Groups, teams, and organizations are composed of cohorts, which can be defined as individuals who hold a common attribute. For instance, everyone born in 1960 is of the same age. This means they also have shared common experiences. People born in 1970 have experienced the information revolution, but not the Korean conflict. People born in 1945 shared the Vietnam war, but not the Great Depression. Women in US organizations today who were born before 1945 matured prior to the women’s movement and have had substantially different experiences from women born after 1960. Group demography, therefore suggest that attributes such as age or the date that someone joins a specific work team or organization should help us to predict turnover. Essentially the logic goes like this: Turnover will be greater among those with dissimilar experiences because communication is more difficult. Conflict and power struggles are more likely and more severe when they occur. The increased conflict makes group membership less attractive, so employees are more likely to quit. Similarly, the losers in a power struggle are more apt to leave voluntarily or to be forced out.

A number of studies have sought to test this thesis and the evidence is quite encouraging. For example in departments or separate work groups in which a large portion of members entered at the same time, there is considerably more turnover among those outside this cohort. Also, when there are large gaps between cohorts, turnover is higher. People, who enter a group or an organization together, or at approximately the same time, are more likely to associate with one another, have a similar perspective on the group or organization, and thus be more likely to stay. On the other hand, discontinuities or bulges in the group’s date-of-entry distribution are likely to result in a higher turnover rate within that group.
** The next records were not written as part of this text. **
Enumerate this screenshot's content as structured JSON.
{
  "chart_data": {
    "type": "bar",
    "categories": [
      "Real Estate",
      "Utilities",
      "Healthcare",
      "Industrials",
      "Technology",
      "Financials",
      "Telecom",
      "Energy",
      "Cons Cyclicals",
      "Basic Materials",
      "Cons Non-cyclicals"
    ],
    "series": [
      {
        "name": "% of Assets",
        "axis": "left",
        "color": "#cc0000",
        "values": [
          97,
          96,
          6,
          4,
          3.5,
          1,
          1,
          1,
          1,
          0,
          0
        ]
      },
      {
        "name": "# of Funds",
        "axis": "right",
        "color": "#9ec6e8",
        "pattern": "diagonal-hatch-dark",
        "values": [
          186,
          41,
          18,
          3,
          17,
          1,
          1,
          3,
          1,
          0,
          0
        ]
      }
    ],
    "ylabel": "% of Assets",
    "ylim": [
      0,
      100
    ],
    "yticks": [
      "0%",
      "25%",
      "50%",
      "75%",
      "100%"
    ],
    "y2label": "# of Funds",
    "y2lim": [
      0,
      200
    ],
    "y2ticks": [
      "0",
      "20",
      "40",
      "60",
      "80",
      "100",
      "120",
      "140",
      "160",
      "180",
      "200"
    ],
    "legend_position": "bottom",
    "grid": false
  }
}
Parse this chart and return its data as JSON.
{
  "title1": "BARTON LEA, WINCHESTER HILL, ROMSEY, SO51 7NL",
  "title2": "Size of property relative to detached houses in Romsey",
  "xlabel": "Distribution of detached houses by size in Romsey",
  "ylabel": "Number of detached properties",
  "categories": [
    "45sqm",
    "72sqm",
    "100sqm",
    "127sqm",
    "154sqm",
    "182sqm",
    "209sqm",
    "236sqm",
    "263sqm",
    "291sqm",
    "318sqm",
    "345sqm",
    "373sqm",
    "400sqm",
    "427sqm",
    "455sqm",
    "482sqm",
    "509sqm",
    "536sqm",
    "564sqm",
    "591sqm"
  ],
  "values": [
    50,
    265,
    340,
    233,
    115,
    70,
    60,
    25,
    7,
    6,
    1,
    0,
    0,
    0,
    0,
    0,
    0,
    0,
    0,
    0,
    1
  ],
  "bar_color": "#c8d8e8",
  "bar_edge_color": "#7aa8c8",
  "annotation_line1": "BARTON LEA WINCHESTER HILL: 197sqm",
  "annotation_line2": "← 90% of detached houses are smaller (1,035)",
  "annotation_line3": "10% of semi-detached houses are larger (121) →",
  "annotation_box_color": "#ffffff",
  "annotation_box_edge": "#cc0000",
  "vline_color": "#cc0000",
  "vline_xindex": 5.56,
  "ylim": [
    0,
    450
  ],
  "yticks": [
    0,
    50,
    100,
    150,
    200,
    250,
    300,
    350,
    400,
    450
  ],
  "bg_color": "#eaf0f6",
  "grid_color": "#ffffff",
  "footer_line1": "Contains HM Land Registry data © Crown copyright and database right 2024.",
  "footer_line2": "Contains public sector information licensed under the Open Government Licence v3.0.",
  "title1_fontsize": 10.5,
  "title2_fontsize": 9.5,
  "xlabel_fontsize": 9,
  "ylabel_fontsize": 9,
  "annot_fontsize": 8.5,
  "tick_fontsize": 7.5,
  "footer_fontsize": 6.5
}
The implication of this line of inquiry is that composition of a team may be an important predictor of turnover. Differences per se may not predict turnover. But large differences within a single team will lead to turnover. If everyone is moderately dissimilar from everyone else in a team, the feelings of being an outsider are reduced. So, it’s the degree of dispersion on an attribute, rather than the level, that matters most.

Size of teams: The president of AOL Technologies says the secret to a great team is Think small. Ideally our team should have been to nine people. His advice is supported by evidence. Generally speaking the most effective teams have fewer than 10 members. And experts suggest using the smallest number of people who can do the task. Unfortunately, there is a pervasive tendency for managers to err on the side of making teams too large. While a minimum of 4 or 5 may be necessary to develop diversity of views and skills, managers seem to seriously underestimate how coordination problems can geometrically increase as team members are added. When teams have excess members, cohesiveness and mutual accountability declines, social loafing increases, and more and more people do less talking relative to others. Moreover, large teams have trouble coordinating with one another, especially when time pressure is present. So in designing effective teams, managers should try to keep them less than 10. If a natural working unit is larger and you want a team effort consider breaking the group into sub teams.

Member Flexibility; Teams made up of flexible individuals have members who can complete each other’s tasks. This is an obvious plus to a team because it greatly improves its adaptability and makes it less reliant on any single member. So selecting members who themselves value flexibility then cross-training them to be able to do each other’s jobs should lead to higher team performance over time.